As reported in '
The Japan News' :
AP file photo
Britain’s Queen Elizabeth II walks through a field of ceramic poppies at The Tower of London on Oct. 16.
The Associated Press,
LONDON (AP) — William Sellick pinched the tiny scarlet petals with deft ease, turning them into paper poppies and pressing them into a wreath.
The flowers are a potent symbol of remembrance and patriotism that sprang up in the aftermath of World War I to honor the war dead and raise funds for survivors. A century since the Great War, the poppies live on: They are hung as wreaths or worn on lapels across Britain — from Prime Minister David Cameron to X-Factor celebrities to countless commuters braving the blustery streets of London — as the nation prepares to mark Armistice Day on Nov. 11.
Each handmade flower evokes the image of poppies springing up from destruction and decay in Belgium’s Flanders Fields, home to many of the Great War’s bloodiest battlefields.

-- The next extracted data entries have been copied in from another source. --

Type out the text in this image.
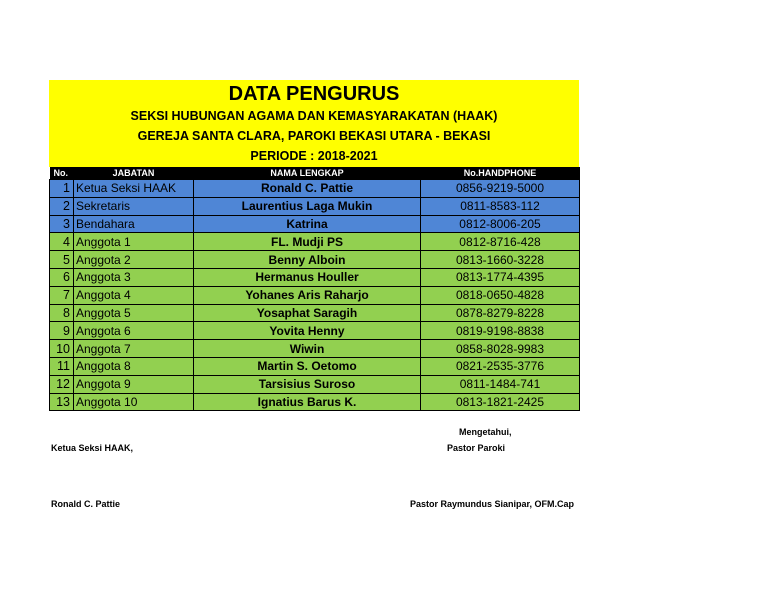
DATA PENGURUS
SEKSI HUBUNGAN AGAMA DAN KEMASYARAKATAN (HAAK)
GEREJA SANTA CLARA, PAROKI BEKASI UTARA - BEKASI
PERIODE : 2018-2021
No.	JABATAN	NAMA LENGKAP	No.HANDPHONE
1	Ketua Seksi HAAK	Ronald C. Pattie	0856-9219-5000
2	Sekretaris	Laurentius Laga Mukin	0811-8583-112
3	Bendahara	Katrina	0812-8006-205
4	Anggota 1	FL. Mudji PS	0812-8716-428
5	Anggota 2	Benny Alboin	0813-1660-3228
6	Anggota 3	Hermanus Houller	0813-1774-4395
7	Anggota 4	Yohanes Aris Raharjo	0818-0650-4828
8	Anggota 5	Yosaphat Saragih	0878-8279-8228
9	Anggota 6	Yovita Henny	0819-9198-8838
10	Anggota 7	Wiwin	0858-8028-9983
11	Anggota 8	Martin S. Oetomo	0821-2535-3776
12	Anggota 9	Tarsisius Suroso	0811-1484-741
13	Anggota 10	Ignatius Barus K.	0813-1821-2425
Ketua Seksi HAAK,
Ronald C. Pattie
Mengetahui,
Pastor Paroki
Pastor Raymundus Sianipar, OFM.Cap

The haunting scene was immortalized in a war poem by Canadian army doctor John McCrae: “In Flanders fields the poppies blow/Between the crosses row on row.”
McCrae noticed that the resilient red corn poppy was the first plant to flourish in the churned-up landscape. The poem, penned in 1915 shortly after McCrae buried a friend, struck a chord around the world and started poppy symbolism in the English-speaking world.

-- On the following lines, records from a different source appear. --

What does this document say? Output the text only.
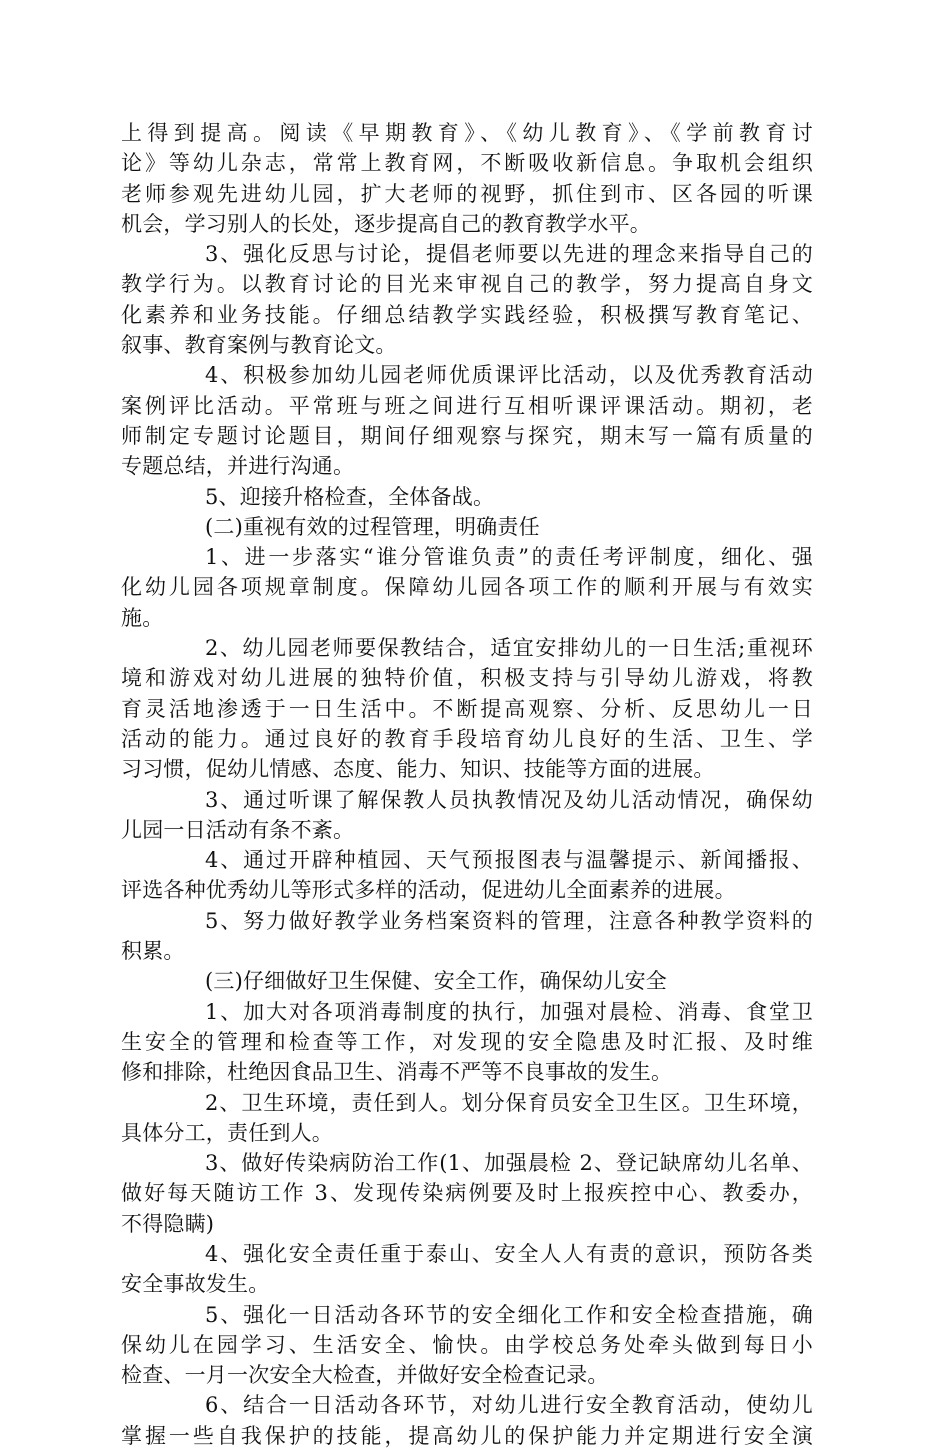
上得到提高。阅读《早期教育》、《幼儿教育》、《学前教育讨
论》等幼儿杂志，常常上教育网，不断吸收新信息。争取机会组织
老师参观先进幼儿园，扩大老师的视野，抓住到市、区各园的听课
机会，学习别人的长处，逐步提高自己的教育教学水平。
3、强化反思与讨论，提倡老师要以先进的理念来指导自己的
教学行为。以教育讨论的目光来审视自己的教学，努力提高自身文
化素养和业务技能。仔细总结教学实践经验，积极撰写教育笔记、
叙事、教育案例与教育论文。
4、积极参加幼儿园老师优质课评比活动，以及优秀教育活动
案例评比活动。平常班与班之间进行互相听课评课活动。期初，老
师制定专题讨论题目，期间仔细观察与探究，期末写一篇有质量的
专题总结，并进行沟通。
5、迎接升格检查，全体备战。
(二)重视有效的过程管理，明确责任
1、进一步落实“谁分管谁负责”的责任考评制度，细化、强
化幼儿园各项规章制度。保障幼儿园各项工作的顺利开展与有效实
施。
2、幼儿园老师要保教结合，适宜安排幼儿的一日生活;重视环
境和游戏对幼儿进展的独特价值，积极支持与引导幼儿游戏，将教
育灵活地渗透于一日生活中。不断提高观察、分析、反思幼儿一日
活动的能力。通过良好的教育手段培育幼儿良好的生活、卫生、学
习习惯，促幼儿情感、态度、能力、知识、技能等方面的进展。
3、通过听课了解保教人员执教情况及幼儿活动情况，确保幼
儿园一日活动有条不紊。
4、通过开辟种植园、天气预报图表与温馨提示、新闻播报、
评选各种优秀幼儿等形式多样的活动，促进幼儿全面素养的进展。
5、努力做好教学业务档案资料的管理，注意各种教学资料的
积累。
(三)仔细做好卫生保健、安全工作，确保幼儿安全
1、加大对各项消毒制度的执行，加强对晨检、消毒、食堂卫
生安全的管理和检查等工作，对发现的安全隐患及时汇报、及时维
修和排除，杜绝因食品卫生、消毒不严等不良事故的发生。
2、卫生环境，责任到人。划分保育员安全卫生区。卫生环境，
具体分工，责任到人。
3、做好传染病防治工作(1、加强晨检 2、登记缺席幼儿名单、
做好每天随访工作 3、发现传染病例要及时上报疾控中心、教委办，
不得隐瞒)
4、强化安全责任重于泰山、安全人人有责的意识，预防各类
安全事故发生。
5、强化一日活动各环节的安全细化工作和安全检查措施，确
保幼儿在园学习、生活安全、愉快。由学校总务处牵头做到每日小
检查、一月一次安全大检查，并做好安全检查记录。
6、结合一日活动各环节，对幼儿进行安全教育活动，使幼儿
掌握一些自我保护的技能，提高幼儿的保护能力并定期进行安全演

For Sellick, who suffered combat stress after an army tour to Northern Ireland in the 1970s, making poppies is a way to move on from a life shadowed by depression and alcoholism. He doesn’t like to recall his army days, but every November he makes an effort to help plant crosses decorated with poppies outside London’s Westminster Abbey.
“Most of the time when we go out to plant the poppy field it’s wet and windy,” he said with a laugh. “But I always make sure I do the plot for my regiment.”
In this centenary year of World War I, the poppy is more ubiquitous than ever. At the Tower of London, a crimson sea of ceramic poppies floods the ancient moat in a stunning display titled “Blood Swept Lands and Sea of Red.” A total of 888,426 ceramic flowers — each representing a British soldier who died during the war — were planted over the summer, with the last one to be placed on Armistice Day.